リアムと共に会場入りすることが義務付けられている。


「それにしてもこのドレス、生地が少なくない?」

「そんなことありません!

 色だって、もっと派手な色でも良かったと思いますよ。」

「…………勘弁して。」


シェリルが身に纏っているのは、

深みのあるネイビーのホルターネックドレスだ。

ウエストから足元にかけて

ふんわりと広がるチュールスカートで

たしかにデザインは可愛いのだが、

シェリルとしては肩から手首まで

すっぽりと覆われたドレスの方がよかったのに、と思う。


「普段の靴と違って今日はハイヒールですし、

 くれぐれも走ったりなさらないように!」


シェリルにそう注意しながら、

こちらもお付けになってくださいとメイドは手袋を手渡す。

指先から肘下ぐらいまであるそのロンググローブは、

シェリルの腕に浮かび上がったアザを隠すための物だ。


「それと、

 こちらはリアム殿下からのプレゼントです。

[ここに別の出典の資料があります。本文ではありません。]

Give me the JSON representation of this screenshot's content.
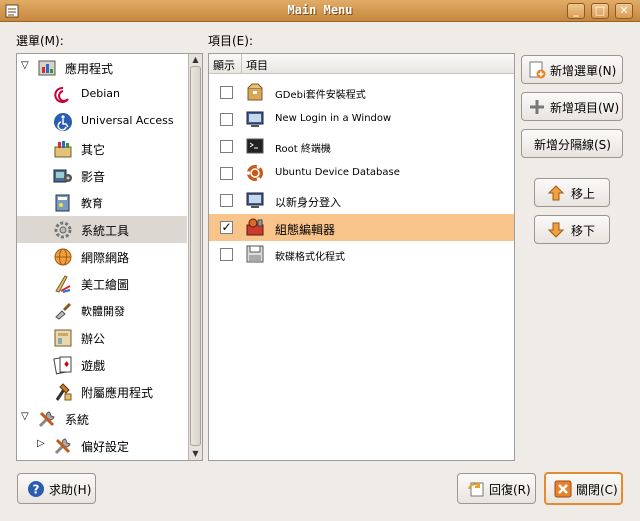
{
  "window": {
    "title": "Main Menu",
    "minimize": "_",
    "maximize": "□",
    "close": "✕"
  },
  "menus_label": "選單(M):",
  "items_label": "項目(E):",
  "menus": [
    {
      "label": "應用程式"
    },
    {
      "label": "Debian"
    },
    {
      "label": "Universal Access"
    },
    {
      "label": "其它"
    },
    {
      "label": "影音"
    },
    {
      "label": "教育"
    },
    {
      "label": "系統工具"
    },
    {
      "label": "網際網路"
    },
    {
      "label": "美工繪圖"
    },
    {
      "label": "軟體開發"
    },
    {
      "label": "辦公"
    },
    {
      "label": "遊戲"
    },
    {
      "label": "附屬應用程式"
    },
    {
      "label": "系統"
    },
    {
      "label": "偏好設定"
    }
  ],
  "columns": {
    "show": "顯示",
    "item": "項目"
  },
  "items": [
    {
      "label": "GDebi套件安裝程式",
      "checked": false
    },
    {
      "label": "New Login in a Window",
      "checked": false
    },
    {
      "label": "Root 終端機",
      "checked": false
    },
    {
      "label": "Ubuntu Device Database",
      "checked": false
    },
    {
      "label": "以新身分登入",
      "checked": false
    },
    {
      "label": "組態編輯器",
      "checked": true
    },
    {
      "label": "軟碟格式化程式",
      "checked": false
    }
  ],
  "buttons": {
    "new_menu": "新增選單(N)",
    "new_item": "新增項目(W)",
    "new_separator": "新增分隔線(S)",
    "move_up": "移上",
    "move_down": "移下",
    "help": "求助(H)",
    "revert": "回復(R)",
    "close": "關閉(C)"
  },
  "check_mark": "✓"
}
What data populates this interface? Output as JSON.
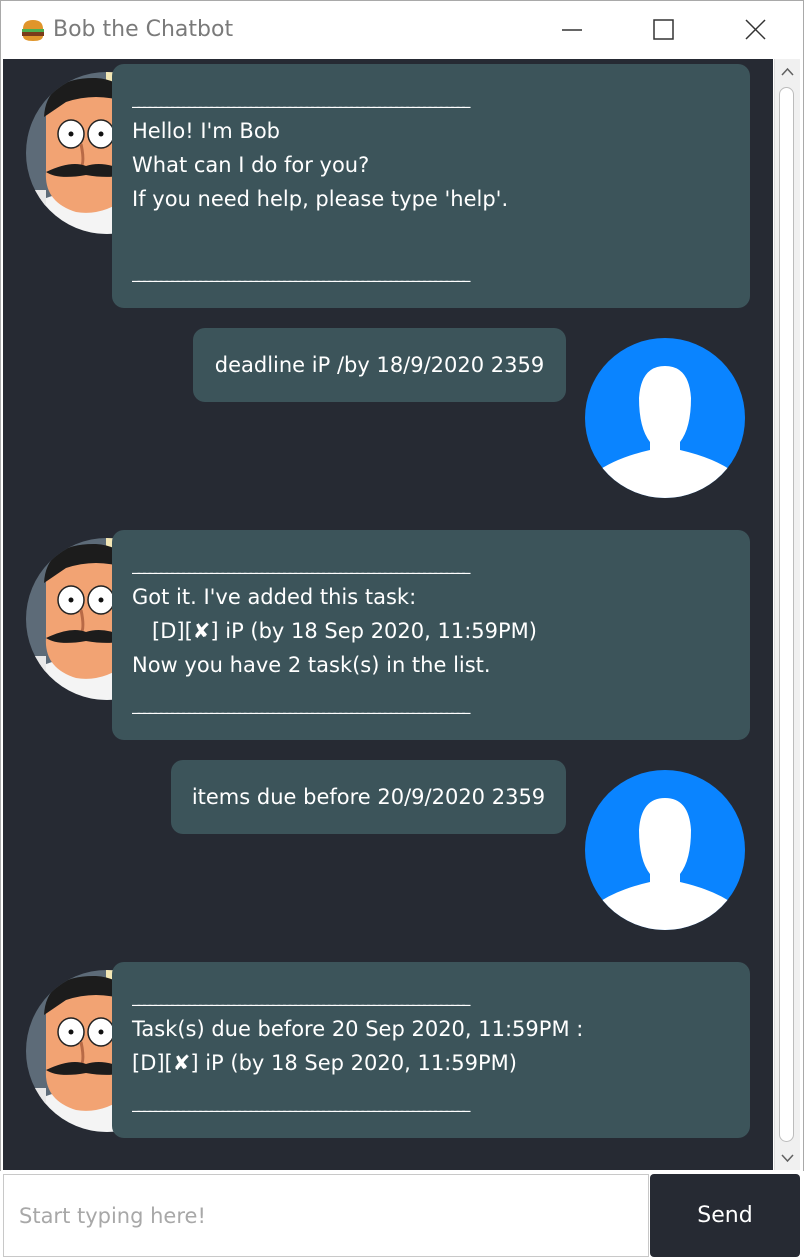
{
  "window": {
    "title": "Bob the Chatbot",
    "app_icon": "burger-icon"
  },
  "messages": [
    {
      "sender": "bot",
      "lines": [
        "Hello! I'm Bob",
        "What can I do for you?",
        "If you need help, please type 'help'.",
        ""
      ],
      "divider": "____________________________________________________________"
    },
    {
      "sender": "user",
      "text": "deadline iP /by 18/9/2020 2359"
    },
    {
      "sender": "bot",
      "lines": [
        "Got it. I've added this task:",
        "   [D][✘] iP (by 18 Sep 2020, 11:59PM)",
        "Now you have 2 task(s) in the list."
      ],
      "divider": "____________________________________________________________"
    },
    {
      "sender": "user",
      "text": "items due before 20/9/2020 2359"
    },
    {
      "sender": "bot",
      "lines": [
        "Task(s) due before 20 Sep 2020, 11:59PM :",
        "[D][✘] iP (by 18 Sep 2020, 11:59PM)"
      ],
      "divider": "____________________________________________________________"
    }
  ],
  "input": {
    "placeholder": "Start typing here!",
    "value": ""
  },
  "send_button": {
    "label": "Send"
  },
  "colors": {
    "chat_background": "#262a33",
    "bubble": "#3c545a",
    "user_avatar": "#0a84ff",
    "send_button": "#262a33"
  }
}
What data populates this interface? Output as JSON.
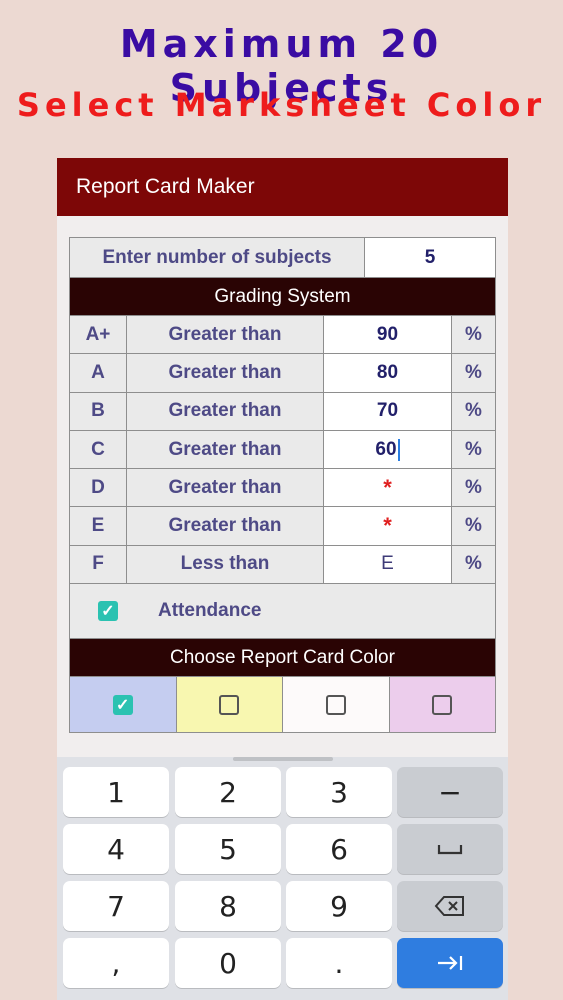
{
  "banner": {
    "line1": "Maximum 20 Subjects",
    "line1_color": "#3a0ca3",
    "line2": "Select Marksheet Color",
    "line2_color": "#ee1c1c"
  },
  "app": {
    "title": "Report Card Maker",
    "bar_color": "#7d0707"
  },
  "subjects": {
    "label": "Enter number of subjects",
    "value": "5"
  },
  "grading": {
    "header": "Grading System",
    "header_color": "#2a0404",
    "rows": [
      {
        "grade": "A+",
        "condition": "Greater than",
        "value": "90",
        "unit": "%"
      },
      {
        "grade": "A",
        "condition": "Greater than",
        "value": "80",
        "unit": "%"
      },
      {
        "grade": "B",
        "condition": "Greater than",
        "value": "70",
        "unit": "%"
      },
      {
        "grade": "C",
        "condition": "Greater than",
        "value": "60",
        "unit": "%"
      },
      {
        "grade": "D",
        "condition": "Greater than",
        "value": "*",
        "unit": "%"
      },
      {
        "grade": "E",
        "condition": "Greater than",
        "value": "*",
        "unit": "%"
      },
      {
        "grade": "F",
        "condition": "Less than",
        "value": "E",
        "unit": "%"
      }
    ]
  },
  "attendance": {
    "label": "Attendance",
    "checked": true
  },
  "color_choice": {
    "header": "Choose Report Card Color",
    "options": [
      {
        "color": "#c5cdf0",
        "checked": true
      },
      {
        "color": "#f8f7b0",
        "checked": false
      },
      {
        "color": "#fdfafa",
        "checked": false
      },
      {
        "color": "#eccdec",
        "checked": false
      }
    ]
  },
  "keyboard": {
    "keys": [
      [
        "1",
        "2",
        "3",
        "−"
      ],
      [
        "4",
        "5",
        "6",
        "space-icon"
      ],
      [
        "7",
        "8",
        "9",
        "backspace-icon"
      ],
      [
        ",",
        "0",
        ".",
        "next-field-icon"
      ]
    ],
    "enter_color": "#2f7de0"
  }
}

」

「!」


そう言ってメイドがシェリルの首元にかけたのは、

希少なモーヴピンクの真珠のネックレスだった。


「………お、お高いんじゃないかなぁ?コレ。」

「そうでしょうね。

 天然のモーヴピンクの真珠でしょうし。」

「………ち、ちぎれたりしないよね?」

「お嬢様がおとなしくされていれば大丈夫です。」


首元に爆弾をつけられたような気持ちになるシェリルに、

迎えの者が来たことを知らせるノックの音が聞こえた。


「さ、お嬢様!

 堂々と胸を張っていってらっしゃいませ!」

「…………ハァ。」


ため息をついてシェリルは立ち上がると、

カツカツと音を立てながら扉に向かったのだった。